In our most recent research report, which launched today, we explored what local buying means with nearly 1,000 consumers across 10 countries.  We found people throughout the world to be well-versed in the language of “local,” but we also found that, by its self, “local” is not a high priority for most consumers.  However, if companies fail to understand what is driving the local buying movement, they do stand to lose out on a great opportunity.  Here are some of the key insights we learned about “Local”:

  • It’s a multi-layered value proposition.  On its own, “local” is not a must-have.  But when it is paired with other valued qualities—such as reliability, trustworthiness, health benefits, or safety—then it becomes a powerful proposition.
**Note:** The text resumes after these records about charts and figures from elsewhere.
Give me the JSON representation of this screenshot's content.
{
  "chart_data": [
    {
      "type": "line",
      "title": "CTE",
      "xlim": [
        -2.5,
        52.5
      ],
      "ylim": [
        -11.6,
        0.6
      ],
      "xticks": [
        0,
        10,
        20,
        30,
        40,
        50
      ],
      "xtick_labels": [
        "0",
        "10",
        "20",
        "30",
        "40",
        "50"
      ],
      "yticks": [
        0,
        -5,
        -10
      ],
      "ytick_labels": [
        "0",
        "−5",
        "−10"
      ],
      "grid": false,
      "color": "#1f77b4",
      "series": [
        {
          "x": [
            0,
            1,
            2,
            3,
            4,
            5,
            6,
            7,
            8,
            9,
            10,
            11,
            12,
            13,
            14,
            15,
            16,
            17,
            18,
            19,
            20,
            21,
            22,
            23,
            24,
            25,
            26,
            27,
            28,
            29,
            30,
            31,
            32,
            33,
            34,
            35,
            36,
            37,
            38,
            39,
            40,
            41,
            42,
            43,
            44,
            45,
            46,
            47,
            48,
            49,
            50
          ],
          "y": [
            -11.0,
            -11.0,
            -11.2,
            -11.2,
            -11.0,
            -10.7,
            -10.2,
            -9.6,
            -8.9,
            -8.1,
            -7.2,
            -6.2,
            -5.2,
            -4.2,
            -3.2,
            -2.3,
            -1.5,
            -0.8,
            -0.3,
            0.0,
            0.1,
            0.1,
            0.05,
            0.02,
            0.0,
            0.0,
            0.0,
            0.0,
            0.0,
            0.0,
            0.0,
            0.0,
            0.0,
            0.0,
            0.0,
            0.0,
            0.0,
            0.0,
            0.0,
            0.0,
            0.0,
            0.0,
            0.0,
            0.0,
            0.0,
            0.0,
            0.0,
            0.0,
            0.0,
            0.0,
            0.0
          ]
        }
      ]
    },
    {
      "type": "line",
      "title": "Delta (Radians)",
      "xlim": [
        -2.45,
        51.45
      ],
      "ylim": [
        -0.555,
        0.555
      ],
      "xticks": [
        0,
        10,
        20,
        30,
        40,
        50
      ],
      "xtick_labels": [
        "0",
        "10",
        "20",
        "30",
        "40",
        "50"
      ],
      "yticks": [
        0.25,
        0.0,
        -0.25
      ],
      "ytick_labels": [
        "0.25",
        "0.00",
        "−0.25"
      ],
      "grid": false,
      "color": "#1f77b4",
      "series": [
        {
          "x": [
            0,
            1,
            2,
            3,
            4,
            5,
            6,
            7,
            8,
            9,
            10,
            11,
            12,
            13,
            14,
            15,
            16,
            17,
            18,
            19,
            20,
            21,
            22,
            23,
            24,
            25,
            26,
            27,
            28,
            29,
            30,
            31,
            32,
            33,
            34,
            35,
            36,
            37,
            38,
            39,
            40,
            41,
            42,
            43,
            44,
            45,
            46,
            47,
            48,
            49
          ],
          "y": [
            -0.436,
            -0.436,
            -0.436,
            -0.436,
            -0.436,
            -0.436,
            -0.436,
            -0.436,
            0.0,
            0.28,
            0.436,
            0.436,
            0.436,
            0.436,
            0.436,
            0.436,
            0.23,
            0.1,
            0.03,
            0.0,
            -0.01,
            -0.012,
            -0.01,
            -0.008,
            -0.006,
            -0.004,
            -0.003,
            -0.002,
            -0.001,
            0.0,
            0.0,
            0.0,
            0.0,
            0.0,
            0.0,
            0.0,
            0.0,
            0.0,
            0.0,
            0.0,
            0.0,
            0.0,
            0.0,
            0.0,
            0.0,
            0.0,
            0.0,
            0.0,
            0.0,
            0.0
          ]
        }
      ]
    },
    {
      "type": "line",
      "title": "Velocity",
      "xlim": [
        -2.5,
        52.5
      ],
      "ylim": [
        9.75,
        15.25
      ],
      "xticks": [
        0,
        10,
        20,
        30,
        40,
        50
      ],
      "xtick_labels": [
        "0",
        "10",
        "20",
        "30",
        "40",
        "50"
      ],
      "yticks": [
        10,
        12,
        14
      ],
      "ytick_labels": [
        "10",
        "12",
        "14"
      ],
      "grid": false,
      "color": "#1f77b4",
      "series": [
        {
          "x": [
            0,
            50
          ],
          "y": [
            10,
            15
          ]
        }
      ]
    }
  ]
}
  • It’s contextual; it can mean different things in different contexts.  Where you live and what you’re shopping for make a difference when it comes to buying local—just think of the diverse situations of, say, a Hong Kong urbanite and someone living in rural Nebraska.  In order to stay relevant, brands must flex to the context, tailoring not just their messaging but their manufacturing and distribution (and even their charitable giving) strategies as well.
  • It’s not just about food…it’s much more than that.  Brands can capitalize on this trend by making it easy for people to do good, promoting the practical advantages of a product or service in conjunction with those that appeal to people’s altruism.
  • It’s one piece of a bigger picture.  In line with what we learned in our Eyes Wide Open study, consumers are shifting toward more sustainable living solutions; the “local” movement is part of that.  For example, we observe a growing awareness of the whole product lifecycle—one’s carbon footprint, airmiles incurred during shipping, and fair labor practices are criteria consumers consider today.
  • Ultimately, it’s about connection.  In our highly individualized, personalized and commoditized world, buying “local” can provide a tangible and relevant experience, connecting neighbors to jobs, people to the land, actions to consequences, and products to their history.  Not only does the experience of buying “local” feel more personal, it also provides a sense of accountability and reciprocity that is often missing in transactions with big corporations.

What does this all mean for companies and brands? We found that no matter the size—global superstore or independent business—companies must find ways to connect with people on their “home turf.”  Invest in schools or libraries, work with local charities, feature local products, or sponsor local events; in short, be a neighbor.